Andrew Nixon / CapRadio
The outreach and challenges with mobilizing first-time and younger voters. The ongoing efforts to preserve indigenous languages in California. A Dixon-based author discusses new book “Awaiting the Sun: WWII Veterans Remember the Aleutians.”
Voter outreach
It’s “Election Eve.” According to “Political Data Inc,” which tracks mail-in ballots, roughly a fifth of ballots have been turned in. About 20%, which makes up more than four million returned ballots. The largest voting block showing up so far are those 65 and older making up 41% of ballot returns – as of midnight. The age group at the bottom, those 18 to 34 just 7% of the electoral pie slice. Despite the single-digit percentile a day before the Midterm, there has been a push to fire up enthusiasm for the youngest generation of voters. CapRadio’s Srishti Prabha discusses the outreach and challenges of mobilizing first-time and younger voters leading up to the Nov.8 Midterm.

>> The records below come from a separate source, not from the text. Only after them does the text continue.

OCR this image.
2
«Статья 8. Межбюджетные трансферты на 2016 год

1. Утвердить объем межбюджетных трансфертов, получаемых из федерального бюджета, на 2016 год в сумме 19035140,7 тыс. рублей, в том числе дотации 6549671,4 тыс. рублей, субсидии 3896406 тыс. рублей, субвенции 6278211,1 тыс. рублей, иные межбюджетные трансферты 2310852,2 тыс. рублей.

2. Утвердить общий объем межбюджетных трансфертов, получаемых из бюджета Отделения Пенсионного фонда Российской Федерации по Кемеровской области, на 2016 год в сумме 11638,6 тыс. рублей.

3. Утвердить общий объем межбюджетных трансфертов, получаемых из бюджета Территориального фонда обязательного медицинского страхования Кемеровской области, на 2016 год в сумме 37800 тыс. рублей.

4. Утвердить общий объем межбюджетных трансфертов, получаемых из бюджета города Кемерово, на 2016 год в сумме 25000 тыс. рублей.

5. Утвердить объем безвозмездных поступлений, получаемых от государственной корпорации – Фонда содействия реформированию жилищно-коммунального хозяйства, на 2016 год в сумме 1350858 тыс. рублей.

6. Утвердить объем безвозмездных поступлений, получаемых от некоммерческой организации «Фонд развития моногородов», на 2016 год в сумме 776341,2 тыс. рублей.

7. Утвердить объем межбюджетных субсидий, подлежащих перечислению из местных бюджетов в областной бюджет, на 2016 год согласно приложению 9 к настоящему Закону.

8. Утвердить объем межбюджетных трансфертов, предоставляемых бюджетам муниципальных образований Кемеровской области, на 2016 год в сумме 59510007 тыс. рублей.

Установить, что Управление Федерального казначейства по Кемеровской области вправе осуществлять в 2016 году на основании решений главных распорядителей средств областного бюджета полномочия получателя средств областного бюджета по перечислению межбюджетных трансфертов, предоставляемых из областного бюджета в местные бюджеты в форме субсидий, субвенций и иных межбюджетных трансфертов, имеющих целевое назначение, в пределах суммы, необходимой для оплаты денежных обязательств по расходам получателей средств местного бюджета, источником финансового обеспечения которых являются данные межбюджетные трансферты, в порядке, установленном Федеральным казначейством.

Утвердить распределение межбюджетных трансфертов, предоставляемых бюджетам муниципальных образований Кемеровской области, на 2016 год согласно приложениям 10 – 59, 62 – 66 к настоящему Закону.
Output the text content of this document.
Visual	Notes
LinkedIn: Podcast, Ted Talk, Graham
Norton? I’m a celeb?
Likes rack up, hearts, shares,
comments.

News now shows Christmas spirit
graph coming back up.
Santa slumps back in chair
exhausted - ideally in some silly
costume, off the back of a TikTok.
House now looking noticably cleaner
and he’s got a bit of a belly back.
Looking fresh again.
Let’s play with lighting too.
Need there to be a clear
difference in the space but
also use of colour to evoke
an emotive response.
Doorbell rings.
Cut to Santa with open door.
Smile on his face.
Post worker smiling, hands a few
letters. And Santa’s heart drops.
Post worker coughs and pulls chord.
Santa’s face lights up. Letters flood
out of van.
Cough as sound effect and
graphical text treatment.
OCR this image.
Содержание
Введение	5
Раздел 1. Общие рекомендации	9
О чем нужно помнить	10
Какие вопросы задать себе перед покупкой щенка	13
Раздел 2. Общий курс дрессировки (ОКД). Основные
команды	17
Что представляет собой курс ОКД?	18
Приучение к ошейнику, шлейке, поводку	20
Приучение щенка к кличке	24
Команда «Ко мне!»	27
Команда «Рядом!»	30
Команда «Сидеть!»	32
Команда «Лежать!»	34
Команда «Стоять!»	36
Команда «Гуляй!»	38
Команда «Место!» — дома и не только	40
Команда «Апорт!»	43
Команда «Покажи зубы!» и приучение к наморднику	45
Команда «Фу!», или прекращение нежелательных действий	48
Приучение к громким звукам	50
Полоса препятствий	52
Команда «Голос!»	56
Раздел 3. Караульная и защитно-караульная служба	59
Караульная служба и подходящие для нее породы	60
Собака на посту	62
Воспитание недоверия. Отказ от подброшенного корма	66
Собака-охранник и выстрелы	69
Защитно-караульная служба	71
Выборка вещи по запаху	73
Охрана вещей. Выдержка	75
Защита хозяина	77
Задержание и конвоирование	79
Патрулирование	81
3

Preserving indigenous language
November is “Native American Heritage Month,” first enacted in 1990 to pay tribute to the ancestry and culture of this nation’s indigenous people. One of the essential pillars of Native American culture is under threat of fading from existence: Their languages. According to Ethnologue, a resource on world languages, 98% of indigenous languages in the US are considered endangered. And a United Nations report suggests that California could lose all of its American Indian languages if serious efforts aren’t taken to preserve them. One of the groups behind that effort is the “Advocates for Indigenous California Language Survival.” An organization striving to restore and revive these languages so they may survive as an everlasting piece of indigenous culture in the state. Joining us is Carly Tex, the advocacy group’s executive director
Awaiting the Sun: WWII Veterans Remember the Aleutians
When thinking of WWII, the attack on Pearl Harbor and the theaters in Europe and the South Pacific may come to the top of mind. But an author based in Dixon devoted to research to telling a neglected story of WWII. Aleutian veterans deployed to the islands off the Alaskan mainland that were the only North American territory invaded and occupied during the war; many soldiers never returned home. Bill Paul is that author and a veteran himself. He joins us to discuss his new book “Awaiting the Sun: WWII Veterans Remember the Aleutians.”